Duty to Protect: Three Pillars to Prevent Four Crimes

A nation state’s responsibility to protect its population, known as the responsibility to protect, or RtoP, was the subject of a debate at the United Nations General Assembly in July. The global body had already affirmed the concept of RtoP at a meeting with almost 150 world leaders in 2005. RtoP is invoked in order to prevent four major crimes, namely, genocide, war crimes, ethnic cleansing and crimes against humanity. The July debate, the first on the subject at the U.N. since 2005, reflected the fact that not all member states agree on how to implement the concept in terms of the three pillars that support it.

Pillars one and two have received overall support from member states. The first pillar underscores the responsibility of nation states to protect their own people from violence that may arise from within, including preventing both the crimes themselves and the incitement to crime. The 1994 genocide in Rwanda, with an estimated one million slain, stands out as the most horrific example in recent decades of a state’s failure to uphold this pillar. Other tragedies like the Holocaust, the Khmer Rouge “killing fields” in Cambodia and the massacres in the former Yugoslavia also stand out as sources of shame.


The second pillar focuses on the responsibility of the international community to assist sovereign states that are struggling with impending violence within their borders, aiding them through capacity building and by establishing early-warning capabilities. Secretary-General Ban Ki-Moon noted in a July 21 report to the General Assembly, that “the world has underinvested in preventive capacities,” and had “failed to notice looming mass murder” in Rwanda and elsewhere. Such failures reflect what he termed both a “paucity of will” and a “vicious cycle of ...finger-pointing in the face of unfolding atrocities.” A lack of will and finger pointing have also contributed to the international community’s failure to stop the present-day mass violence that continues in Darfur, the Democratic Republic of the Congo and Somalia, the three most pressing unresolved conflicts, which are wreaking devastation on populations whose governments have failed to protect them.

The third pillar of RtoP is more controversial. If a country fails to protect its own people, and all subsequent peaceful attempts by the international community to assist a people fail, then the RtoP principle permits the collective use of force under the authorization of the United Nations. A key issue revolves around who is using the force, and upon what populations, and whether the use of force is proportionate and clearly prescribed by the RtoP principle. Father Miguel d’Escoto Brockmann, president of the General Assembly, said on July 21 that recent events have engendered a “prevailing lack of trust among developing countries,” regarding any use of force by the developed countries. He cited Gaza as an example of an inappropriate use of force by Israel that inflicted numerous civilian deaths and seriously damaged the infrastructure of an already suffering population in the Middle East.

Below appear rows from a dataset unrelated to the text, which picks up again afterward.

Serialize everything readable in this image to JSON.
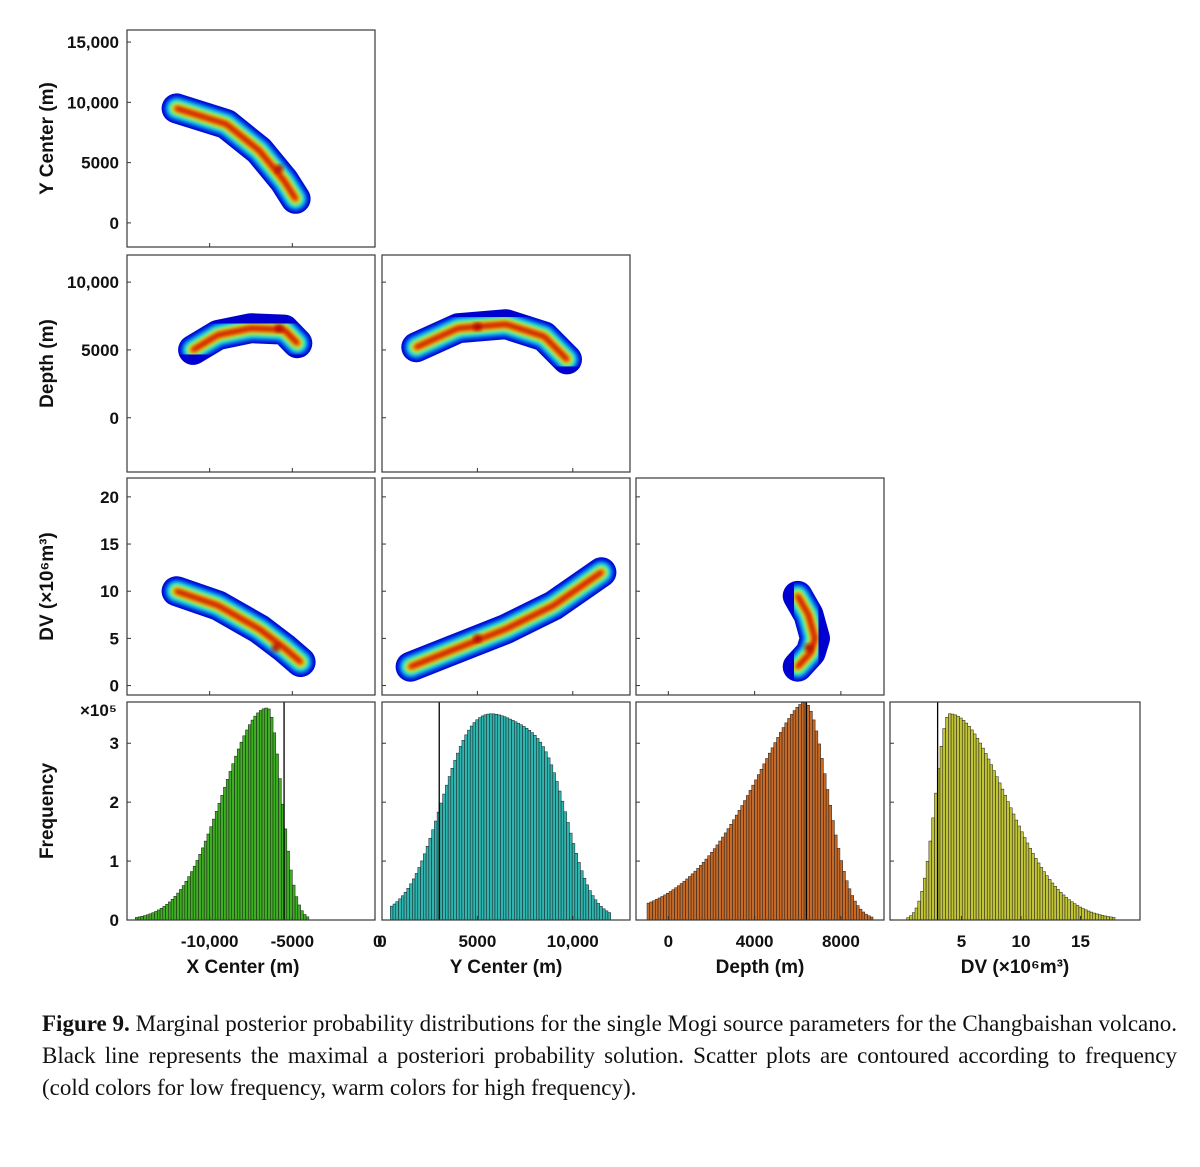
{
  "chart_data": {
    "type": "corner",
    "title": "Marginal posterior probability distributions for the single Mogi source parameters",
    "parameters": [
      "X Center (m)",
      "Y Center (m)",
      "Depth (m)",
      "DV (×10⁶m³)"
    ],
    "params": [
      {
        "key": "x",
        "label": "X Center (m)",
        "range": [
          -15000,
          0
        ],
        "ticks": [
          -10000,
          -5000,
          0
        ],
        "tick_labels": [
          "-10,000",
          "-5000",
          "0"
        ],
        "map": -5500
      },
      {
        "key": "y",
        "label": "Y Center (m)",
        "range": [
          0,
          13000
        ],
        "ticks": [
          0,
          5000,
          10000
        ],
        "tick_labels": [
          "0",
          "5000",
          "10,000"
        ],
        "map": 3000
      },
      {
        "key": "d",
        "label": "Depth (m)",
        "range": [
          -1500,
          10000
        ],
        "ticks": [
          0,
          4000,
          8000
        ],
        "tick_labels": [
          "0",
          "4000",
          "8000"
        ],
        "map": 6400
      },
      {
        "key": "v",
        "label": "DV (×10⁶m³)",
        "range": [
          -1,
          20
        ],
        "ticks": [
          5,
          10,
          15
        ],
        "tick_labels": [
          "5",
          "10",
          "15"
        ],
        "map": 3
      }
    ],
    "y_axes": [
      {
        "row": 0,
        "label": "Y Center (m)",
        "range": [
          -2000,
          16000
        ],
        "ticks": [
          0,
          5000,
          10000,
          15000
        ],
        "tick_labels": [
          "0",
          "5000",
          "10,000",
          "15,000"
        ]
      },
      {
        "row": 1,
        "label": "Depth (m)",
        "range": [
          -4000,
          12000
        ],
        "ticks": [
          0,
          5000,
          10000
        ],
        "tick_labels": [
          "0",
          "5000",
          "10,000"
        ]
      },
      {
        "row": 2,
        "label": "DV (×10⁶m³)",
        "range": [
          -1,
          22
        ],
        "ticks": [
          0,
          5,
          10,
          15,
          20
        ],
        "tick_labels": [
          "0",
          "5",
          "10",
          "15",
          "20"
        ]
      },
      {
        "row": 3,
        "label": "Frequency",
        "range": [
          0,
          3.7
        ],
        "ticks": [
          0,
          1,
          2,
          3
        ],
        "tick_labels": [
          "0",
          "1",
          "2",
          "3"
        ],
        "multiplier": "×10⁵"
      }
    ],
    "scatter_panels": [
      {
        "row": 0,
        "col": 0,
        "x": "X Center (m)",
        "y": "Y Center (m)",
        "mode_x": -5800,
        "mode_y": 4500,
        "ridge": [
          [
            -12000,
            9500
          ],
          [
            -9000,
            8200
          ],
          [
            -7000,
            6000
          ],
          [
            -5500,
            3500
          ],
          [
            -4800,
            2000
          ]
        ]
      },
      {
        "row": 1,
        "col": 0,
        "x": "X Center (m)",
        "y": "Depth (m)",
        "mode_x": -5800,
        "mode_y": 6600,
        "ridge": [
          [
            -11000,
            5000
          ],
          [
            -9500,
            6100
          ],
          [
            -7500,
            6600
          ],
          [
            -5500,
            6500
          ],
          [
            -4700,
            5500
          ]
        ]
      },
      {
        "row": 1,
        "col": 1,
        "x": "Y Center (m)",
        "y": "Depth (m)",
        "mode_x": 5000,
        "mode_y": 6700,
        "ridge": [
          [
            1800,
            5200
          ],
          [
            4000,
            6600
          ],
          [
            6500,
            6900
          ],
          [
            8500,
            6000
          ],
          [
            9700,
            4300
          ]
        ]
      },
      {
        "row": 2,
        "col": 0,
        "x": "X Center (m)",
        "y": "DV (×10⁶m³)",
        "mode_x": -6000,
        "mode_y": 4,
        "ridge": [
          [
            -12000,
            10
          ],
          [
            -9500,
            8.5
          ],
          [
            -7000,
            6
          ],
          [
            -5500,
            4
          ],
          [
            -4500,
            2.5
          ]
        ]
      },
      {
        "row": 2,
        "col": 1,
        "x": "Y Center (m)",
        "y": "DV (×10⁶m³)",
        "mode_x": 5000,
        "mode_y": 5,
        "ridge": [
          [
            1500,
            2
          ],
          [
            4000,
            4
          ],
          [
            6500,
            6
          ],
          [
            9000,
            8.5
          ],
          [
            11500,
            12
          ]
        ]
      },
      {
        "row": 2,
        "col": 2,
        "x": "Depth (m)",
        "y": "DV (×10⁶m³)",
        "mode_x": 6500,
        "mode_y": 4,
        "ridge": [
          [
            6000,
            9.5
          ],
          [
            6500,
            7.5
          ],
          [
            6800,
            5
          ],
          [
            6600,
            3.5
          ],
          [
            6000,
            2
          ]
        ]
      }
    ],
    "histograms": [
      {
        "col": 0,
        "param": "X Center (m)",
        "shape": "skewed-left",
        "peak_x": -6500,
        "peak_freq": 3.6,
        "start": -14500,
        "end": -4000,
        "map_line": -5500,
        "color": "#3fae22"
      },
      {
        "col": 1,
        "param": "Y Center (m)",
        "shape": "plateau",
        "peak_x": 5500,
        "peak_freq": 3.6,
        "start": 500,
        "end": 12000,
        "map_line": 3000,
        "color": "#2fb5b0"
      },
      {
        "col": 2,
        "param": "Depth (m)",
        "shape": "skewed-left-sharp",
        "peak_x": 6300,
        "peak_freq": 3.7,
        "start": -1000,
        "end": 9500,
        "map_line": 6400,
        "color": "#c66a28"
      },
      {
        "col": 3,
        "param": "DV (×10⁶m³)",
        "shape": "skewed-right",
        "peak_x": 4,
        "peak_freq": 3.5,
        "start": 0.5,
        "end": 18,
        "map_line": 3,
        "color": "#c2c437"
      }
    ]
  },
  "caption": {
    "label": "Figure 9.",
    "text": " Marginal posterior probability distributions for the single Mogi source parameters for the Changbaishan volcano. Black line represents the maximal a posteriori probability solution. Scatter plots are contoured according to frequency (cold colors for low frequency, warm colors for high frequency)."
  }
}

Similarly, the American academician, Noam Chomsky, in a panel discussion before the General Assembly the same week, pointed out that Israel’s use of superior force had the backing of the United States, thereby compounding the damage inflicted. He also pointed out that early warning signs of impending humanitarian disasters tend to be ignored when they interfere with profit motives. He cited Eastern Congo as an even worse disaster than what is happening in Darfur, with western corporations “robbing” the region of valuable minerals. Western interests, Chomsky said, have done nothing to prevent this theft.

The very concept of RtoP stems from a positive view of sovereignty as responsibility. But past events like those in Rwanda and elsewhere, as well as ongoing conflicts in Darfur, the Democratic Republic of Congo and Somalia, show that this positive view of sovereignty is not shared by all. The three pillars of RtoP are not yet of equal length, and what lies on top therefore remains unbalanced. The answer may well lie, as Fr. D’Escoto Brockmann said in his opening statement, in the creation of “a more just and equal world order, including in the economic and social sense, as well as a [reformed] Security Council.” In the meantime, more needs to be done to build trust and to recognize that pillar three may provide the only solution to some otherwise intractable situations. As Desmond Tutu put it in an open letter to the member states, “if a state cannot or will not prevent or end these crimes, then the international community must...take decisive action ...by protecting vulnerable peoples when States are unwilling to do so.”

Most would not deny that the RtoP principle has been misused by powerful nation states. Susan Rice, the U.S. ambassador to the United Nations, has said that it had been inappropriately used in conflicts like the largely American-led invasion of Iraq. But there have been some notable victories. In his report, the Secretary-General spoke approvingly of the way in which the international community’s timely intervention in Kenya took place early enough to forestall further bloodshed after the disputed election of 2008. As he put it, “if the international community acts early enough, the choice need not be a stark one between doing nothing and using force.” Less than stark choices are now available, if the needed political will is brought to bear.